After months of pushback from industry leaders and other state premiers, Queensland premier Annastacia Palaszczuk today scrapped the state’s controversial proposed land tax changes.

In what would have been an Australian-first, landholders would have needed to voluntarily disclose their interstate holdings before being taxed for Queensland holdings. The value of purchasers’ investment properties across the country would have been used to determine their Queensland land tax rates.

The tax changes would have impacted some 10,000 landholders and added thousands of extra dollars to investors’ Queensland land tax each year. The Queensland Government would have raised $20 million a year with the changes. 

The multi-jurisdictional land tax proposition had passed the Queensland state parliament in June. Ms Palaszczuk scrapped the plans on Friday ahead of a national cabinet meeting.

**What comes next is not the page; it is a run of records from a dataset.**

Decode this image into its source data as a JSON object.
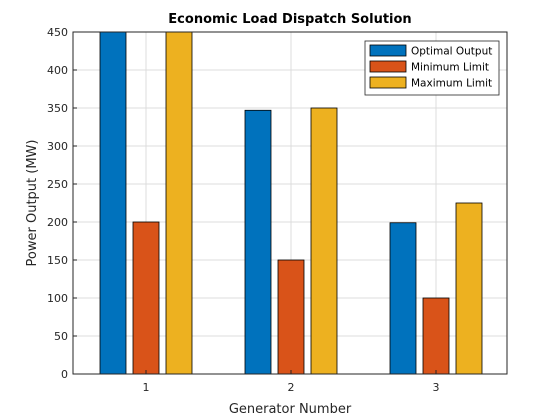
{
  "chart_data": {
    "type": "bar",
    "title": "Economic Load Dispatch Solution",
    "xlabel": "Generator Number",
    "ylabel": "Power Output (MW)",
    "categories": [
      "1",
      "2",
      "3"
    ],
    "series": [
      {
        "name": "Optimal Output",
        "values": [
          450,
          347,
          199
        ],
        "color": "#0072BD"
      },
      {
        "name": "Minimum Limit",
        "values": [
          200,
          150,
          100
        ],
        "color": "#D95319"
      },
      {
        "name": "Maximum Limit",
        "values": [
          450,
          350,
          225
        ],
        "color": "#EDB120"
      }
    ],
    "ylim": [
      0,
      450
    ],
    "yticks": [
      0,
      50,
      100,
      150,
      200,
      250,
      300,
      350,
      400,
      450
    ],
    "grid": true,
    "legend_position": "top-right"
  }
}
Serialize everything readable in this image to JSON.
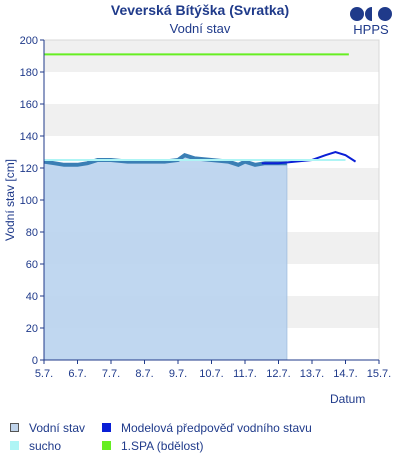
{
  "header": {
    "title": "Veverská Bítýška (Svratka)",
    "subtitle": "Vodní stav",
    "logo_text": "HPPS"
  },
  "chart_data": {
    "type": "line",
    "title": "Veverská Bítýška (Svratka)",
    "subtitle": "Vodní stav",
    "xlabel": "Datum",
    "ylabel": "Vodní stav [cm]",
    "ylim": [
      0,
      200
    ],
    "yticks": [
      0,
      20,
      40,
      60,
      80,
      100,
      120,
      140,
      160,
      180,
      200
    ],
    "xlim": [
      0,
      10
    ],
    "xticks": [
      0,
      1,
      2,
      3,
      4,
      5,
      6,
      7,
      8,
      9,
      10
    ],
    "xtick_labels": [
      "5.7.",
      "6.7.",
      "7.7.",
      "8.7.",
      "9.7.",
      "10.7.",
      "11.7.",
      "12.7.",
      "13.7.",
      "14.7.",
      "15.7."
    ],
    "grid": "horizontal bands",
    "legend_position": "bottom",
    "series": [
      {
        "name": "Vodní stav",
        "kind": "area",
        "color": "#3a7fb5",
        "fill": "#b9d3ee",
        "x": [
          0,
          0.3,
          0.6,
          1.0,
          1.3,
          1.6,
          2.0,
          2.5,
          3.0,
          3.6,
          4.0,
          4.2,
          4.5,
          5.0,
          5.5,
          5.8,
          6.0,
          6.3,
          6.6,
          7.0,
          7.25
        ],
        "y": [
          124,
          123,
          122,
          122,
          123,
          125,
          125,
          124,
          124,
          124,
          125,
          128,
          126,
          125,
          124,
          122,
          124,
          122,
          123,
          123,
          123
        ]
      },
      {
        "name": "Modelová předpověď vodního stavu",
        "kind": "line",
        "color": "#0a1fd6",
        "x": [
          6.5,
          7.0,
          7.5,
          8.0,
          8.4,
          8.7,
          9.0,
          9.3
        ],
        "y": [
          123,
          123,
          124,
          125,
          128,
          130,
          128,
          124
        ]
      },
      {
        "name": "sucho",
        "kind": "line",
        "color": "#aef5f5",
        "x": [
          0,
          9
        ],
        "y": [
          125,
          125
        ]
      },
      {
        "name": "1.SPA (bdělost)",
        "kind": "line",
        "color": "#66ee22",
        "x": [
          0,
          9.1
        ],
        "y": [
          191,
          191
        ]
      }
    ]
  },
  "legend": [
    {
      "label": "Vodní stav",
      "color": "#bfd3ea",
      "border": "#555555"
    },
    {
      "label": "Modelová předpověď vodního stavu",
      "color": "#0a1fd6",
      "border": "#0a1fd6"
    },
    {
      "label": "sucho",
      "color": "#aef5f5",
      "border": "#aef5f5"
    },
    {
      "label": "1.SPA (bdělost)",
      "color": "#66ee22",
      "border": "#66ee22"
    }
  ]
}
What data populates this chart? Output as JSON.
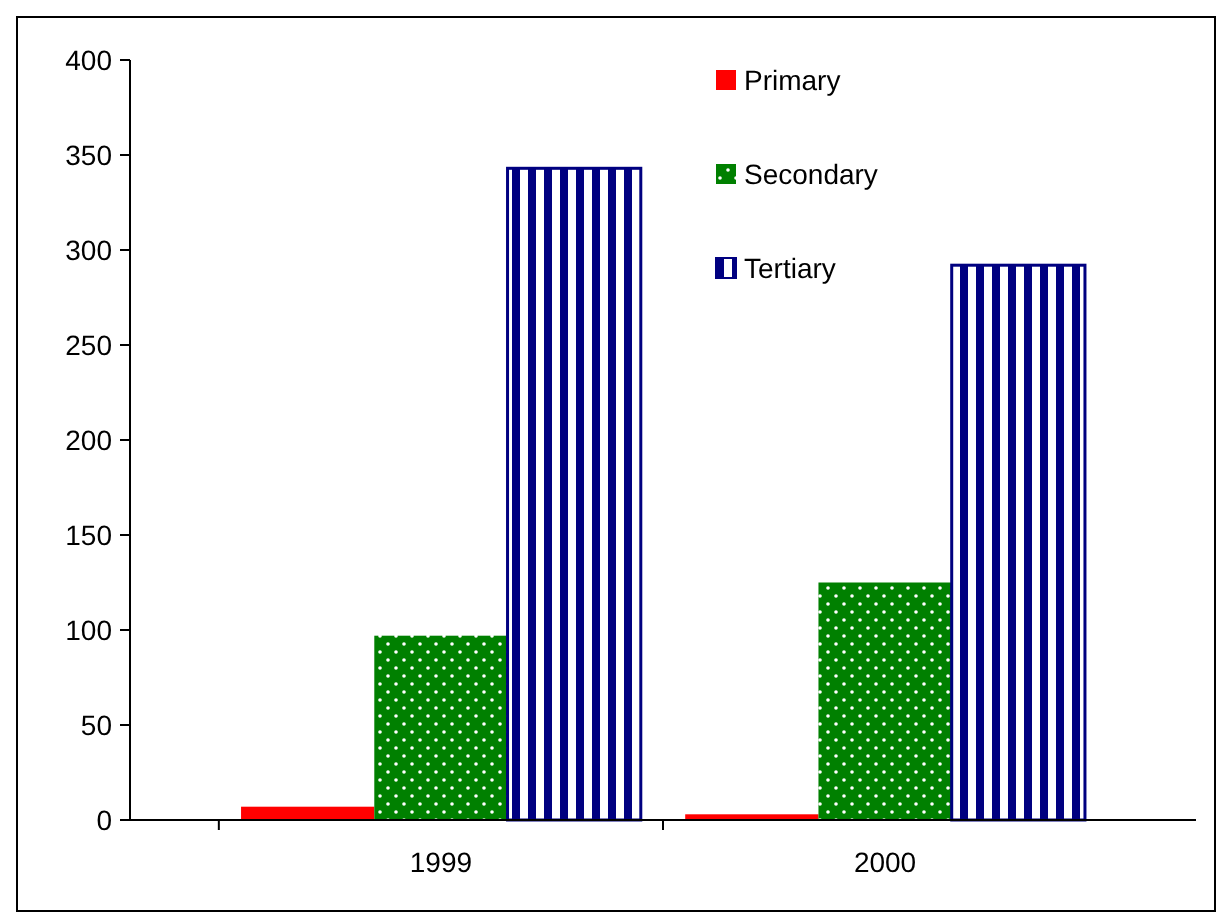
{
  "chart_data": {
    "type": "bar",
    "categories": [
      "1999",
      "2000"
    ],
    "series": [
      {
        "name": "Primary",
        "color": "#ff0000",
        "values": [
          7,
          3
        ]
      },
      {
        "name": "Secondary",
        "color": "#008000",
        "values": [
          97,
          125
        ]
      },
      {
        "name": "Tertiary",
        "color": "#000080",
        "values": [
          343,
          292
        ]
      }
    ],
    "ylim": [
      0,
      400
    ],
    "yticks": [
      0,
      50,
      100,
      150,
      200,
      250,
      300,
      350,
      400
    ],
    "grid": false,
    "legend": "top right"
  }
}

Other state governments refused to pass over their property data to Queensland Treasury for the tax changes. The state opposition heavily criticised the changes, labelling them a “renter’s tax” that would see the increased costs passed on to renters.

“I think the greater good has been served here, now there’s confidence in wanting to invest in property in Queensland again, and that’s obviously going to be good for not only the economic development of Queensland, but also increasing the critical supply that’s needed for all those people who want to live in Queensland,” said Ben Kingsley, Property Investors Council of Australia chairman.

“The complexity of the tax and its reliance on the self-disclosure of individuals and data-sharing of other states reinforces this plan should be completely scrapped, and not just put on the shelf until a future day,” said Jen Williams, Property Council Queensland executive director.